Les contributions rassemblées dans le présent ouvrage proposent une réflexion sur le toucher, l’odorat et le goût dans la littérature des xve et xvie siècles. Elles sont issues de la journée d’étude « Sens interdits : le goût, le toucher et l’odorat dans la littérature française des xve et xvie siècles », qui s’est tenue à l’Université Littoral Côte d’Opale le vendredi 29 janvier 2021.

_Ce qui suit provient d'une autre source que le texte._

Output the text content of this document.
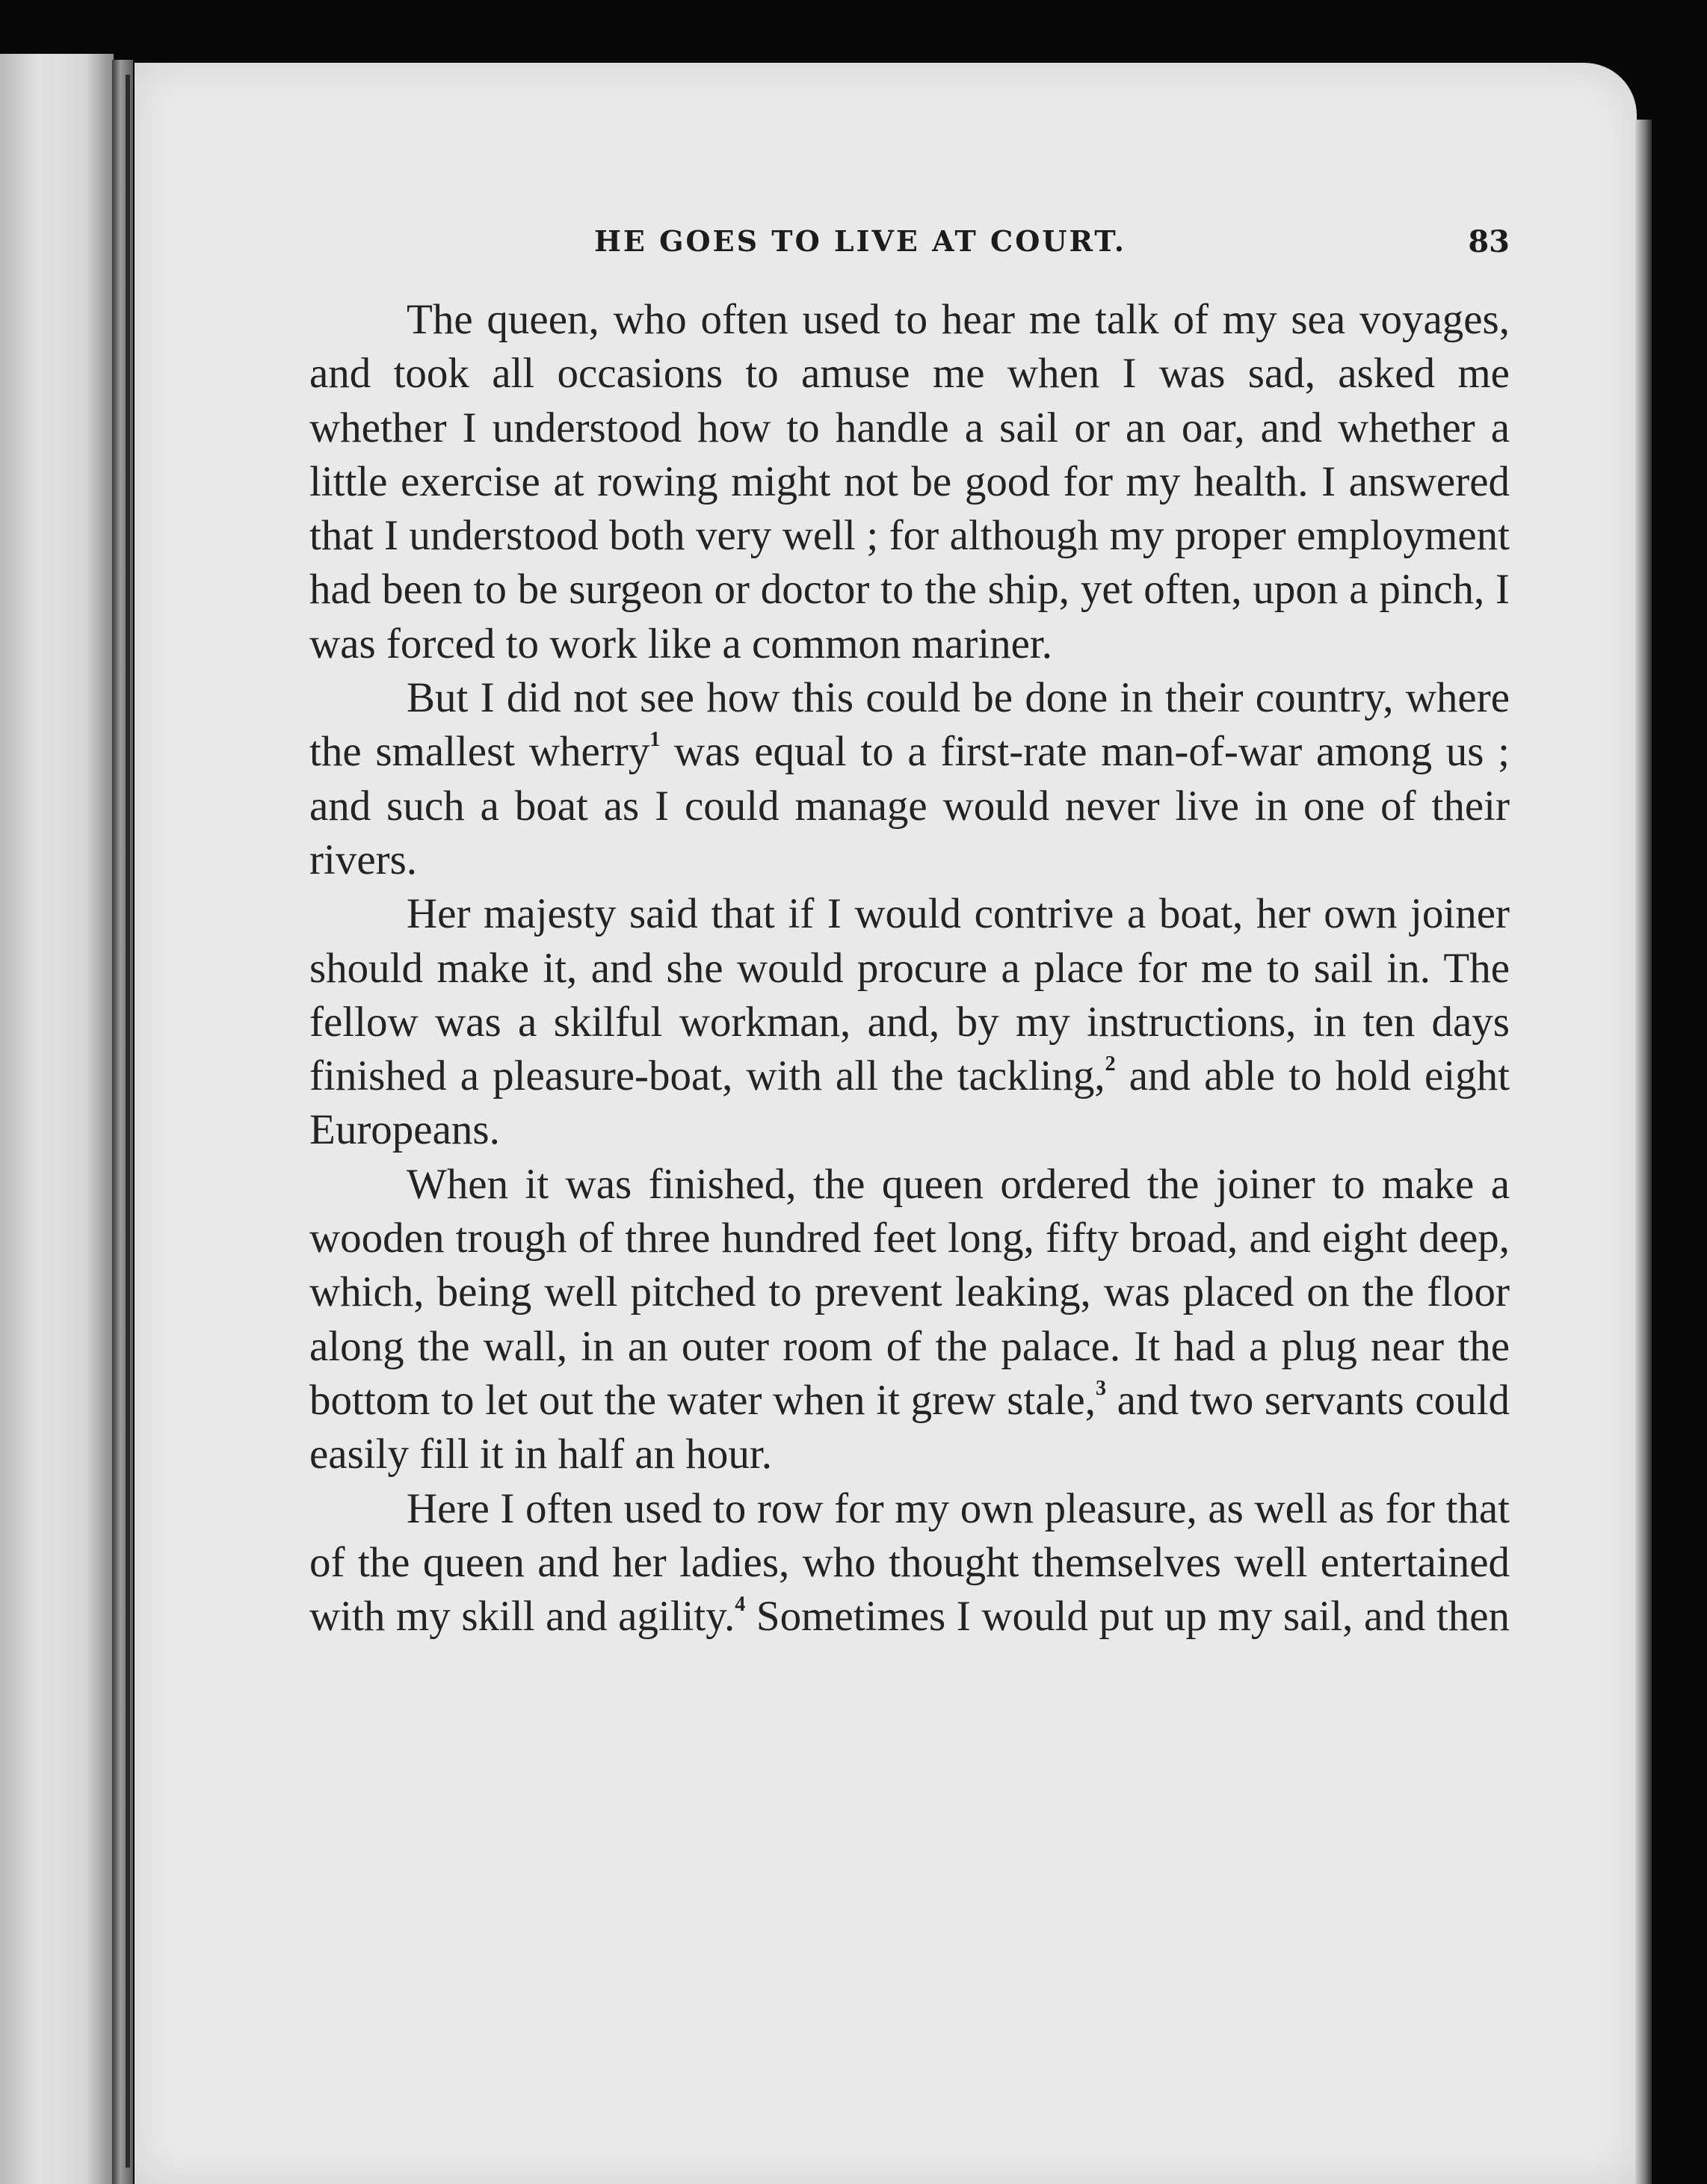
HE GOES TO LIVE AT COURT.	83

The queen, who often used to hear me talk of my sea voyages, and took all occasions to amuse me when I was sad, asked me whether I understood how to handle a sail or an oar, and whether a little exercise at rowing might not be good for my health. I answered that I understood both very well ; for although my proper employment had been to be surgeon or doctor to the ship, yet often, upon a pinch, I was forced to work like a common mariner.

But I did not see how this could be done in their country, where the smallest wherry$^1$ was equal to a first-rate man-of-war among us ; and such a boat as I could manage would never live in one of their rivers.

Her majesty said that if I would contrive a boat, her own joiner should make it, and she would procure a place for me to sail in. The fellow was a skilful workman, and, by my instructions, in ten days finished a pleasure-boat, with all the tackling,$^2$ and able to hold eight Europeans.

When it was finished, the queen ordered the joiner to make a wooden trough of three hundred feet long, fifty broad, and eight deep, which, being well pitched to prevent leaking, was placed on the floor along the wall, in an outer room of the palace. It had a plug near the bottom to let out the water when it grew stale,$^3$ and two servants could easily fill it in half an hour.

Here I often used to row for my own pleasure, as well as for that of the queen and her ladies, who thought themselves well entertained with my skill and agility.$^4$ Sometimes I would put up my sail, and then
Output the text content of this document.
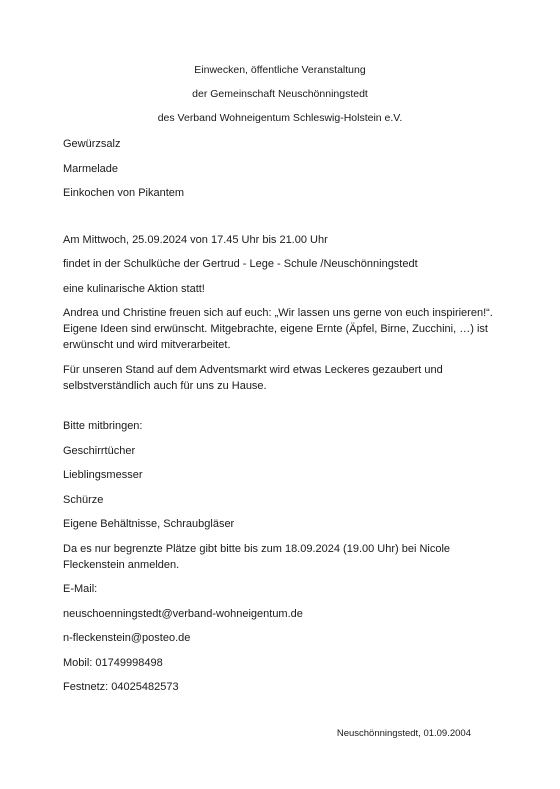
Einwecken, öffentliche Veranstaltung
der Gemeinschaft Neuschönningstedt
des Verband Wohneigentum Schleswig-Holstein e.V.

Gewürzsalz

Marmelade

Einkochen von Pikantem

Am Mittwoch, 25.09.2024 von 17.45 Uhr bis 21.00 Uhr

findet in der Schulküche der Gertrud - Lege - Schule /Neuschönningstedt

eine kulinarische Aktion statt!

Andrea und Christine freuen sich auf euch: „Wir lassen uns gerne von euch inspirieren!“. Eigene Ideen sind erwünscht. Mitgebrachte, eigene Ernte (Äpfel, Birne, Zucchini, …) ist erwünscht und wird mitverarbeitet.

Für unseren Stand auf dem Adventsmarkt wird etwas Leckeres gezaubert und selbstverständlich auch für uns zu Hause.

Bitte mitbringen:

Geschirrtücher

Lieblingsmesser

Schürze

Eigene Behältnisse, Schraubgläser

Da es nur begrenzte Plätze gibt bitte bis zum 18.09.2024 (19.00 Uhr) bei Nicole Fleckenstein anmelden.

E-Mail:

neuschoenningstedt@verband-wohneigentum.de

n-fleckenstein@posteo.de

Mobil: 01749998498

Festnetz: 04025482573

Neuschönningstedt, 01.09.2004
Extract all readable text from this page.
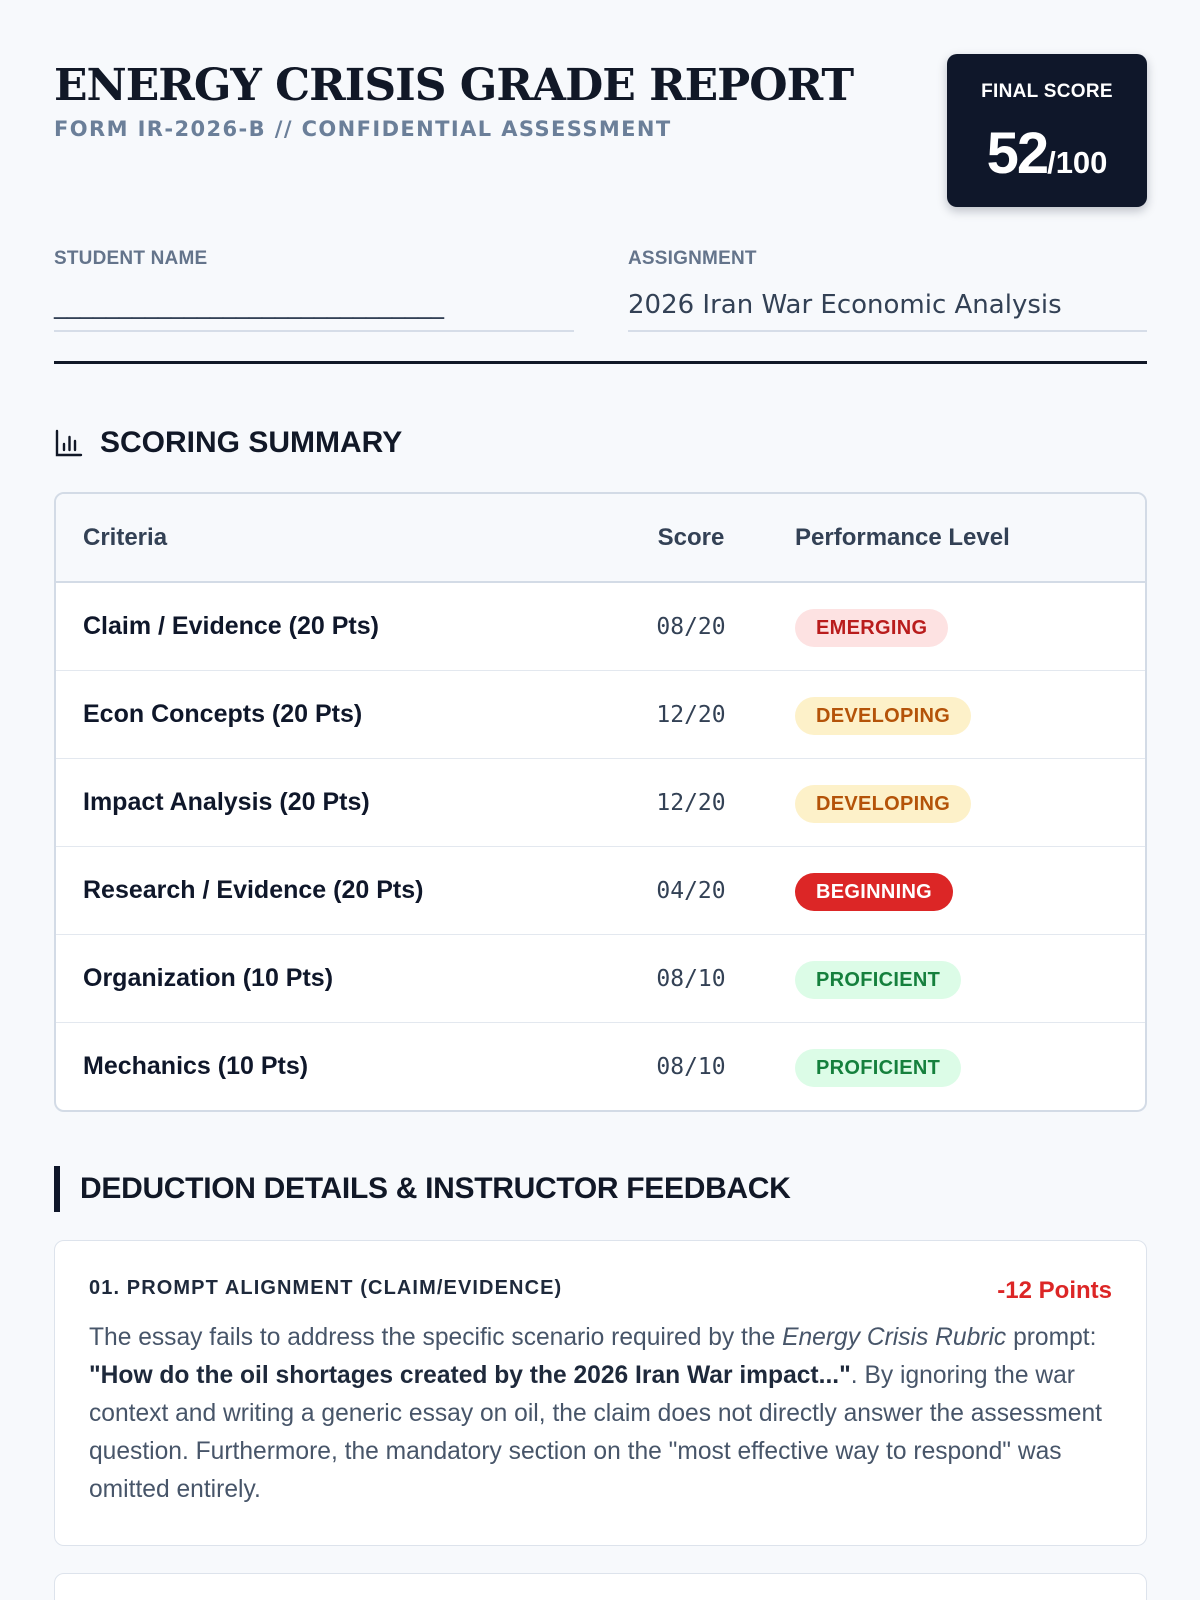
ENERGY CRISIS GRADE REPORT
FORM IR-2026-B // CONFIDENTIAL ASSESSMENT
FINAL SCORE
52/100
STUDENT NAME
______________________________
ASSIGNMENT
2026 Iran War Economic Analysis
SCORING SUMMARY
Criteria	Score	Performance Level
Claim / Evidence (20 Pts)	08/20	EMERGING
Econ Concepts (20 Pts)	12/20	DEVELOPING
Impact Analysis (20 Pts)	12/20	DEVELOPING
Research / Evidence (20 Pts)	04/20	BEGINNING
Organization (10 Pts)	08/10	PROFICIENT
Mechanics (10 Pts)	08/10	PROFICIENT
DEDUCTION DETAILS & INSTRUCTOR FEEDBACK
01. PROMPT ALIGNMENT (CLAIM/EVIDENCE)	-12 Points

The essay fails to address the specific scenario required by the Energy Crisis Rubric prompt: "How do the oil shortages created by the 2026 Iran War impact...". By ignoring the war context and writing a generic essay on oil, the claim does not directly answer the assessment question. Furthermore, the mandatory section on the "most effective way to respond" was omitted entirely.
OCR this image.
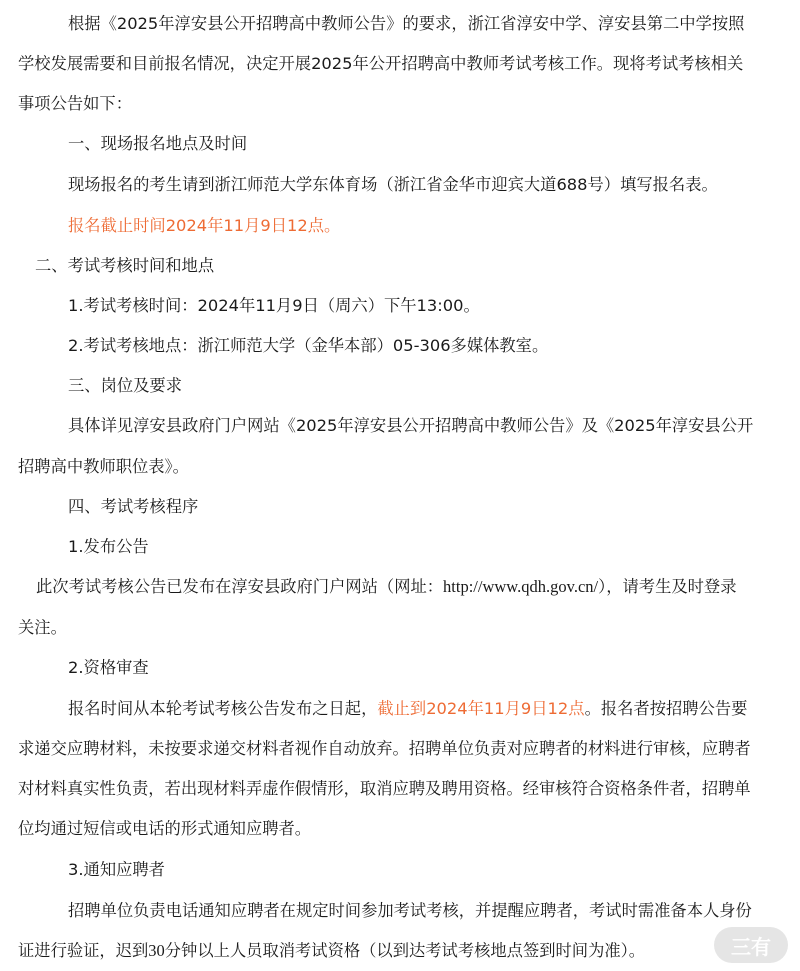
根据《2025年淳安县公开招聘高中教师公告》的要求，浙江省淳安中学、淳安县第二中学按照
学校发展需要和目前报名情况，决定开展2025年公开招聘高中教师考试考核工作。现将考试考核相关
事项公告如下：
一、现场报名地点及时间
现场报名的考生请到浙江师范大学东体育场（浙江省金华市迎宾大道688号）填写报名表。
报名截止时间2024年11月9日12点。
二、考试考核时间和地点
1.考试考核时间：2024年11月9日（周六）下午13:00。
2.考试考核地点：浙江师范大学（金华本部）05-306多媒体教室。
三、岗位及要求
具体详见淳安县政府门户网站《2025年淳安县公开招聘高中教师公告》及《2025年淳安县公开
招聘高中教师职位表》。
四、考试考核程序
1.发布公告
此次考试考核公告已发布在淳安县政府门户网站（网址：http://www.qdh.gov.cn/），请考生及时登录
关注。
2.资格审查
报名时间从本轮考试考核公告发布之日起，截止到2024年11月9日12点。报名者按招聘公告要
求递交应聘材料，未按要求递交材料者视作自动放弃。招聘单位负责对应聘者的材料进行审核，应聘者
对材料真实性负责，若出现材料弄虚作假情形，取消应聘及聘用资格。经审核符合资格条件者，招聘单
位均通过短信或电话的形式通知应聘者。
3.通知应聘者
招聘单位负责电话通知应聘者在规定时间参加考试考核，并提醒应聘者，考试时需准备本人身份
证进行验证，迟到30分钟以上人员取消考试资格（以到达考试考核地点签到时间为准）。	三有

La question de ce que nous avons appelé les « sens interdits » s’inscrit à la suite de travaux et recherches menés sur les cinq sens. En effet, depuis le « sensitive turn » pris par les sciences humaines ces vingt dernières années et l’intérêt croissant pour les « sensory studies » des anglophones, les cinq sens sont devenus un thème de recherche productif qui constitue un champ interdisciplinaire particulièrement fécond. La vue, l’ouïe, le goût, l’odorat et le toucher intéressent autant la littérature que la philosophie, l’histoire des sciences, l’histoire des arts, l’anthropologie et la linguistique1. Historiquement, depuis le traité De Sensu d’Aristote2, les cinq sens sont un objet d’étude et une source de questionnement pour les philosophes qui s’interrogent sur le rôle qu’ils jouent dans la constitution de l’homme et dans l’appréhension qu’il a du monde. Au Moyen Âge et à la Renaissance, en effet, l’homme est pensé comme un microcosme qui est en relation avec le macrocosme, les sens faisant alors office de « trait d’union3 ». Ces derniers ont ainsi un rôle fondamental dans le couple structurant l’anthropologie médiévale et renaissante – corps et âme. C’est pourquoi ils sont à la source de nombreuses productions, qu’elles soient artistiques4, scientifiques5, morales6 ou dramatiques7.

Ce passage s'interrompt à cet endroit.